As the authors point out, gene therapy has potential in the treatment of brain tumors and other disorders. The ability to predictably deliver the virus into the brain has been one of major clinical obstacles. The authors have concluded from previous studies in rodents that iron oxide nanoparticles seem to have a similar volume of distribution after direct injection into the brain as adenoviruses and a similar ability to get into the intracellular compartment as adenovirus and herpesvirus through a blood-brain barrier. Because, in this study in humans, the iron oxide particles accumulated in tumor and normal brain in both the interstitial space and intracellular compartment, the authors postulate that the iron oxide particles might be a valuable tracer for the transvascular or interstitial delivery of viral vectors.

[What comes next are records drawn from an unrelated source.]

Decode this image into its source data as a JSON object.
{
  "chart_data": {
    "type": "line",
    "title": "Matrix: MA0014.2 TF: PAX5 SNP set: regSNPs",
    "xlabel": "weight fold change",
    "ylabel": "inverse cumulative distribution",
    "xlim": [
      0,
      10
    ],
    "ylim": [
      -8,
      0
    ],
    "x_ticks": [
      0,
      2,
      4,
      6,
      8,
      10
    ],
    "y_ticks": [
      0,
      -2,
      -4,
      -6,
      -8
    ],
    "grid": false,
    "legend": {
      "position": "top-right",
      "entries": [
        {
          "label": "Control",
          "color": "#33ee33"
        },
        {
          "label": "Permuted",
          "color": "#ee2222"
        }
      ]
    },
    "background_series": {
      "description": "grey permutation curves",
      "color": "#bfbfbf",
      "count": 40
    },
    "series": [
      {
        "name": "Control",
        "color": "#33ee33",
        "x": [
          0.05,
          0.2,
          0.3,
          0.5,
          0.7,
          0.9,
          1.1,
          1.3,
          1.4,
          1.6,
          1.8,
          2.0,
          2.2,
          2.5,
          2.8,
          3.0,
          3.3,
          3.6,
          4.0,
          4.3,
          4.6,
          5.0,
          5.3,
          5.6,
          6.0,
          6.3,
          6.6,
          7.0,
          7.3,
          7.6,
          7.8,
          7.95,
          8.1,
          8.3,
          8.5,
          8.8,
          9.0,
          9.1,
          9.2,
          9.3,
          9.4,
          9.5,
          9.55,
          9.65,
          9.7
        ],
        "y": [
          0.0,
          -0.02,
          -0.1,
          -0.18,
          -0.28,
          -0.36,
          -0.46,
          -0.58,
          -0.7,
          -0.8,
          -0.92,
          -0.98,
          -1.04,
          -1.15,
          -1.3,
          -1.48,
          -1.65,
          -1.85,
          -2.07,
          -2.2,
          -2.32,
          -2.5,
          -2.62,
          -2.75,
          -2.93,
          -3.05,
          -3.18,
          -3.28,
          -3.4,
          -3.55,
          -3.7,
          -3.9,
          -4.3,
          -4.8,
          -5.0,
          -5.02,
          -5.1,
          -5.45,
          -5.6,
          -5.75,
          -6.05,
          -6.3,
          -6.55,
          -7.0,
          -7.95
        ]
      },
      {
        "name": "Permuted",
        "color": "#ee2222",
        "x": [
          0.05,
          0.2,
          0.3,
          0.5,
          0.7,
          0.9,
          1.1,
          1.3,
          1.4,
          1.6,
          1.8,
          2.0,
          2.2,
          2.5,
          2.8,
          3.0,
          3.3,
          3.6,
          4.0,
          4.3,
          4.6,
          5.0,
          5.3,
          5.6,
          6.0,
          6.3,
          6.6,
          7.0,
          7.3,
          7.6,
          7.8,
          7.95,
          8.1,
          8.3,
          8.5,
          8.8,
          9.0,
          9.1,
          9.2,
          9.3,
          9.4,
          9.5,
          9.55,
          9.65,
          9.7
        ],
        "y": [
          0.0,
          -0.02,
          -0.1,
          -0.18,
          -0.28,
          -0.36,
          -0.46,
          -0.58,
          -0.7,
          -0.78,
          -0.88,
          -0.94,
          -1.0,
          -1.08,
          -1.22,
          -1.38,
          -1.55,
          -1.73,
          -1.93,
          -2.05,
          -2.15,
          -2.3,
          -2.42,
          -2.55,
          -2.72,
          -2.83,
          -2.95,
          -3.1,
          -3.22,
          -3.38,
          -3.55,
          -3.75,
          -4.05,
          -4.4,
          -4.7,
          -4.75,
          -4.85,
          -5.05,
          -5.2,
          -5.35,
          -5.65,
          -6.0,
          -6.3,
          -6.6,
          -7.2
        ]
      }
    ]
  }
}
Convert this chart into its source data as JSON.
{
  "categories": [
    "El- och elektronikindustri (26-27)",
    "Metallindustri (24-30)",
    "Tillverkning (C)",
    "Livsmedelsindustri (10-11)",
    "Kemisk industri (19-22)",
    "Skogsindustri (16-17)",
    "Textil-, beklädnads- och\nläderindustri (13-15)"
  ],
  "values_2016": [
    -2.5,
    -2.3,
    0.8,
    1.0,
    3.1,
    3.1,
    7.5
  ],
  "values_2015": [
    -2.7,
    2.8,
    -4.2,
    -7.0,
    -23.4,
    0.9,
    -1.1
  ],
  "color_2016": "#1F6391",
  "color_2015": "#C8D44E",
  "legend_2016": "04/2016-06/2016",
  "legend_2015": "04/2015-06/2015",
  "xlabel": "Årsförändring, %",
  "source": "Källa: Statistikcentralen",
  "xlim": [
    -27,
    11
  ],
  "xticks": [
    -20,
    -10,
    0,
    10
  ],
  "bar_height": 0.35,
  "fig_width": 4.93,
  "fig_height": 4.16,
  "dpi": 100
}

However, the animal data that are used to compare the movement of iron oxide particles to that of viruses to and through the brain is far from conclusive. The proteins on the surface of viruses make their movement past cell-surface receptors exceedingly complex. As a result, the distribution of viruses through brain tissue is somewhat unpredictable compared with that of inert iron particles. Recently, several groups, studying the potential of delivery of adeno-associated viruses for gene therapy by using convection-enhanced delivery at slow infusion rates, have indirectly shown the interaction of viruses with cells in the brain interstitium. In these studies, the coinfusion of either mannitol or heparin reduced the binding of viruses to cells near the infusion site and allowed the viruses to move further afield to improve the volume of distribution and gene transduction.

The growing interest in gene therapy for brain tumors and the poor viral gene expression in brain tumor trials to date has made the study of convection-enhanced delivery and other methods of optimizing the distribution of viruses in the brain imperative. To be successful in these pursuits, the tracking of viruses and/or imaging of gene transduction is essential. In a promising approach developed at our center, a marker gene for herpes thymidine kinase (HSV1-tk), is included in the viral genome and co-expressed in the target cell. Then, a radiolabeled marker substrate, 2′-fluoro-2′-deoxy-1-beta-d-arabinofuranosyl-5-[(124)I]iodouracil (FIAU), is delivered. This substrate is metabolized by HSV1-tk, trapped within the transduced cell, and detected with positron emission tomography. Because this approach is used to directly image an expressed gene, it should be superior to tracking the movement of iron particles, which can only model the movement of the viruses without assessing their ability to express their genes intracellularly.